Kig Ha Farz: Breton buckwheat dumpling recipe
Kig Ha Farz is a homely, but absolutely delicious, Breton specialty that few French people even know about. It’s highly-unlikely that you’ll ever find it served in a restaurant although I’ve heard reports of one Breton crêperie near Montmarte which makes it one day a week, but I haven’t investigated further. But if you travel through Brittany, some old-fashioned stores sell the simple sacks which are used to cook the kig ha farz, which means ‘meat’ and ‘stuffing’ in the Breton language, and you can make it yourself at home, like I do.
When we rented a house by the north coast of France last summer, the retired owners who lived next door offered to make us a stack of galettes au sarrasin, the buckwheat crêpes the region is well-known for, as a nice welcoming gesture.

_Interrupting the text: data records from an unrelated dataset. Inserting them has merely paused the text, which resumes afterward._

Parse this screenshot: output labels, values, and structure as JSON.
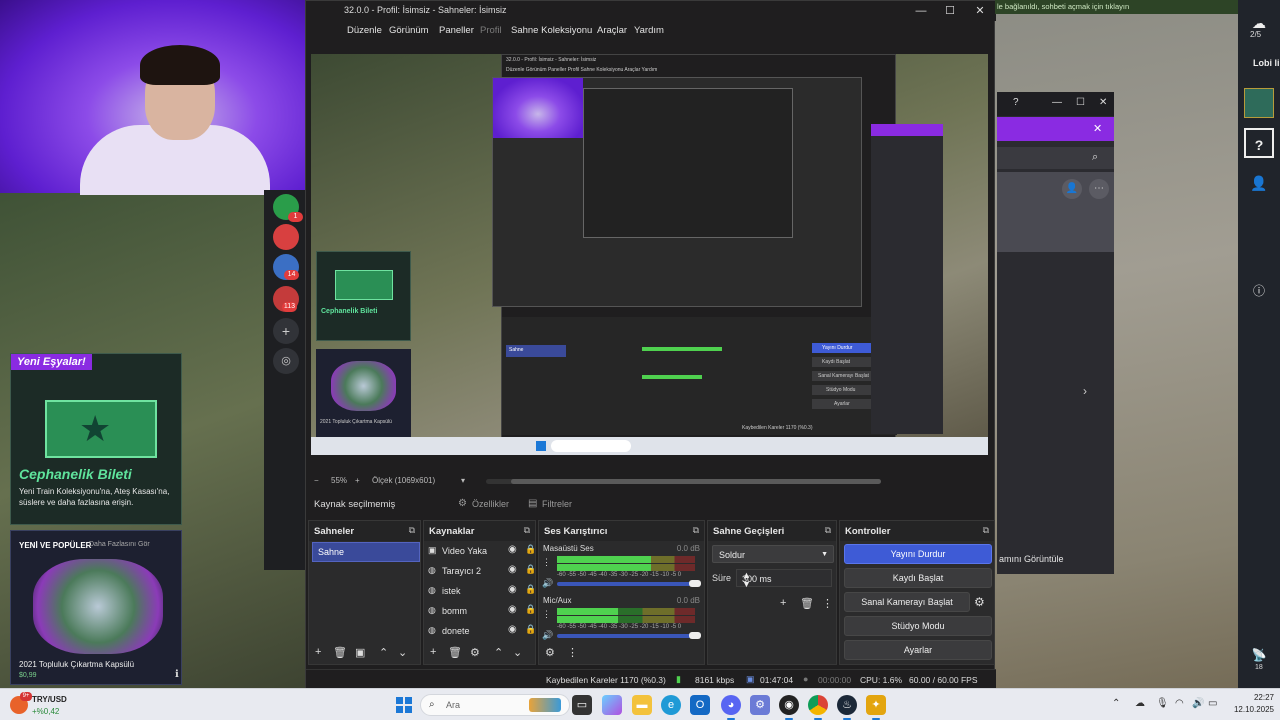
{
  "obs": {
    "title": "32.0.0 - Profil: İsimsiz - Sahneler: İsimsiz",
    "window_controls": {
      "minimize": "—",
      "maximize": "☐",
      "close": "✕"
    },
    "menu": [
      "Düzenle",
      "Görünüm",
      "Paneller",
      "Profil",
      "Sahne Koleksiyonu",
      "Araçlar",
      "Yardım"
    ],
    "zoom": {
      "percent": "55%",
      "scale": "Ölçek (1069x601)"
    },
    "context": {
      "label": "Kaynak seçilmemiş",
      "properties": "Özellikler",
      "filters": "Filtreler"
    },
    "scenes": {
      "title": "Sahneler",
      "items": [
        "Sahne"
      ]
    },
    "sources": {
      "title": "Kaynaklar",
      "items": [
        "Video Yaka",
        "Tarayıcı 2",
        "istek",
        "bomm",
        "donete"
      ]
    },
    "mixer": {
      "title": "Ses Karıştırıcı",
      "channels": [
        {
          "name": "Masaüstü Ses",
          "db": "0.0 dB",
          "level": 0.68,
          "volume": 1.0
        },
        {
          "name": "Mic/Aux",
          "db": "0.0 dB",
          "level": 0.44,
          "volume": 1.0
        }
      ],
      "scale": "-60 -55 -50 -45 -40 -35 -30 -25 -20 -15 -10 -5 0"
    },
    "transitions": {
      "title": "Sahne Geçişleri",
      "selected": "Soldur",
      "duration_label": "Süre",
      "duration": "300 ms"
    },
    "controls": {
      "title": "Kontroller",
      "stop_stream": "Yayını Durdur",
      "start_recording": "Kaydı Başlat",
      "virtual_camera": "Sanal Kamerayı Başlat",
      "studio_mode": "Stüdyo Modu",
      "settings": "Ayarlar"
    },
    "status": {
      "dropped": "Kaybedilen Kareler 1170 (%0.3)",
      "bitrate": "8161 kbps",
      "stream_time": "01:47:04",
      "rec_time": "00:00:00",
      "cpu": "CPU: 1.6%",
      "fps": "60.00 / 60.00 FPS"
    },
    "preview": {
      "inner_title": "32.0.0 - Profil: İsimsiz - Sahneler: İsimsiz",
      "inner_menu": "Düzenle  Görünüm  Paneller  Profil  Sahne Koleksiyonu  Araçlar  Yardım",
      "inner_scene": "Sahne",
      "inner_controls": [
        "Yayını Durdur",
        "Kaydı Başlat",
        "Sanal Kamerayı Başlat",
        "Stüdyo Modu",
        "Ayarlar"
      ],
      "inner_status": "Kaybedilen Kareler 1170 (%0.3)"
    }
  },
  "game": {
    "notification": "le bağlanıldı, sohbeti açmak için tıklayın",
    "lobby_count": "2/5",
    "lobby_label": "Lobi li",
    "card1": {
      "badge": "Yeni Eşyalar!",
      "title": "Cephanelik Bileti",
      "desc": "Yeni Train Koleksiyonu'na, Ateş Kasası'na, süslere ve daha fazlasına erişin."
    },
    "card2": {
      "badge": "YENİ VE POPÜLER",
      "badge2": "Daha Fazlasını Gör",
      "title": "2021 Topluluk Çıkartma Kapsülü",
      "price": "$0,99"
    },
    "right_text": "amını Görüntüle",
    "antenna_count": "18",
    "discord_badges": [
      "1",
      "14",
      "113"
    ]
  },
  "taskbar": {
    "currency": "TRY/USD",
    "change": "+%0,42",
    "weather_badge": "9+",
    "search": "Ara",
    "time": "22:27",
    "date": "12.10.2025",
    "apps": [
      "file-explorer",
      "edge",
      "outlook",
      "discord",
      "obs",
      "chrome",
      "steam",
      "cs2"
    ]
  }
}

Curiously, if they’re made with buckwheat, they’re not called ‘crêpes’, which is why if you go to a French crêperie and ask for buckwheat crêpes, they might not know what you’re talking about. I might suggest they change to name to galetterie, but that doesn’t quite have the same appeal, for some reason.
Instead, we asked if they’d make us kig ha farz, which really surprised them and they told us we were the first people to ever ask for it. But they were more than happy to comply!
It’s said the tradition of simmering the crumbly, dumpling-like mixture was done using the sleeve of an old men’s shirt. So if you have one lying around that you don’t mind ripping the sleeve off of, you might want to give it a try. If so, I would use one made of natural cotton, preferably undyed.
Kig ha farz is probably one of the most unusual things that’ll ever come out of your kitchen and I like to surprise friends by serving them this very unusual but versatile side dish. But once you pour your first batch from the cotton sack, you’ll find it’s simply delicious and easy enough to do over and over again, especially if you love the hearty taste of earthy buckwheat.
Although kig ha farz is normally simmered in the meaty broth when you’re cooking up big hunks of lard, fatty strips of belly bacon along with boiled vegetables, I simply cook mine in water with a bouquet garni: a bunch of fresh thyme and bay leaves tied together.
Because I ingest ample fat from chocolate, ice cream and the big jar of foie gras that I opened last week, I served my kig ha farz the other night with a lean pork loin which I cured myself in a brine of cassonade sugar and allspice. I then pushed slivers of garlic deep into the meat then rubbed it all over with lots of freshly-chopped thyme and sea salt. The loin got oven-roasted with lots of minced shallots and a few centimeters of fruity Breton apple cider in the pan. And it was fantastic.
Alongside were sweet potatoes that I caramelized separately in the oven with crispy lardons of bacon. The French don’t normally eat sweet potatoes, not as much as their American counterparts, and they’re always curious when I bring them to the table. So I like to serve them as much as I can and watch how they take to them when they actually do try them.